A collection of screenshots of the mobile friendly interface showing the UI and chart outputs for some dummy data.

The resulting information system was focused on kitchen stock control. The user interface takes the form of a website, hosting forms for data capture and reports displaying graphical analysis of the data. The stock level of the freezer and fridge are shown as line charts which can be filtered by product and aggregated at various time intervals. Several KPIs including spoilage and stock days remaining are calculated and displayed on the website (see Fig. 1, above).

4.1 Candidate Selection and Analysis

Fig. 2.
figure 2

A comparison of the old and new business processes (ROP stands for Re-Order Point).

Chisa nyama (also spelled shisa nyama or chesa nyama) is a Zulu word - literally meaning ‘burn meat’ - used to describe a popular ‘buy-and-braai’ style of venue found across South Africa, particularly in townships. At a chisa nyama, you choose your own meat from an attached butchery and then have it barbecued, or in some cases ‘braai’ (barbecue) it yourself.” [30]. A chisa nyama operating out of Bellville, Cape Town was selected. The small business was paper-based, and the owners did not have access to anything beyond a smartphone and a cash register that can print receipts and sales reports. Analysis of the current business processes, including discussions with the owner and employees, eventually led to the coda that tracking of kitchen stock levels held the greatest potential for improvement. This choice was motivated by high uncertainty surrounding the true stock levels in the kitchen, excessive theft, spoilage of stock, and disproportionate labor allocation towards stocktaking activities. The associated business processes were redesigned to incorporate the new technology and streamline the tasks of the worker (see Fig. 2, above).

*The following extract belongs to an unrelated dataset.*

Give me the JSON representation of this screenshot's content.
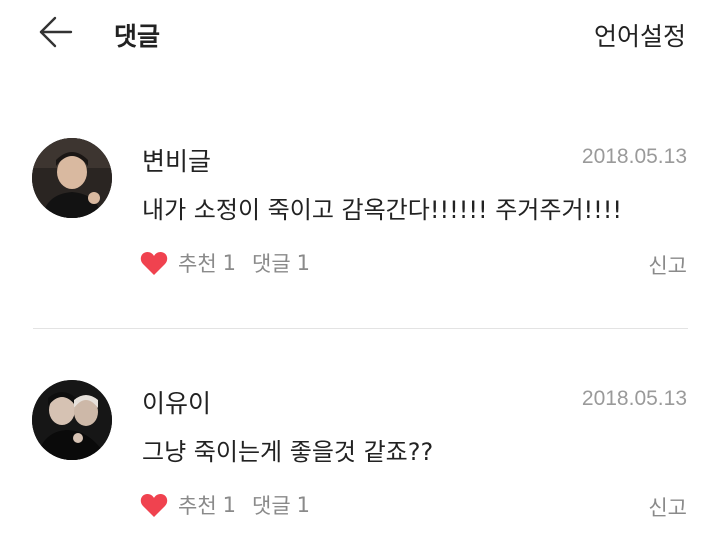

4.2 System Requirements and Specifications

See Table 1

Table 1. A table summarizing the conversion of user requirements into system specifications.

4.3 System Architecture

The system was split up into three distinct modules, namely data capture, data processing, and data visualization. The first module relied primarily on the use of web forms created in Google Forms, in addition to a QR scanning app, to capture data from business operations. It consists of three forms for capturing purchases, sales, and stocktakes and the app for tracking freezer stock. The second module processes that data with Google Sheets into normal data tables. The normalized data tables were used as a database to feed Google Data Studio which then output visualizations of the data in the form of charts and KPI’s. Lastly all three modules were hosted in a Google Sites website for easy navigation between capturing and viewing data.

5 Discussion

The reception from employees was positive with many stating the system had eased their workloads. Furthermore, management reported that they had greater control over their stock and were able to eliminate or decrease several sources of waste. The owner is grateful for the mobile interface as there was no need to buy a computer.

6 Conclusion

The methodology proved to be a viable way for a small business to begin their digital transformation. The benefits were tangible and achievable. It is recommended that anyone attempting to replicate this methodology research relational databases and systems design. The system whilst successful still suffers from several limitations. Developing complex algorithms or logic using only Google Sheets is challenging. Further, the row limit of one million data entries per sheet means that the database would eventually need to be cleaned out to avoid obsolescence.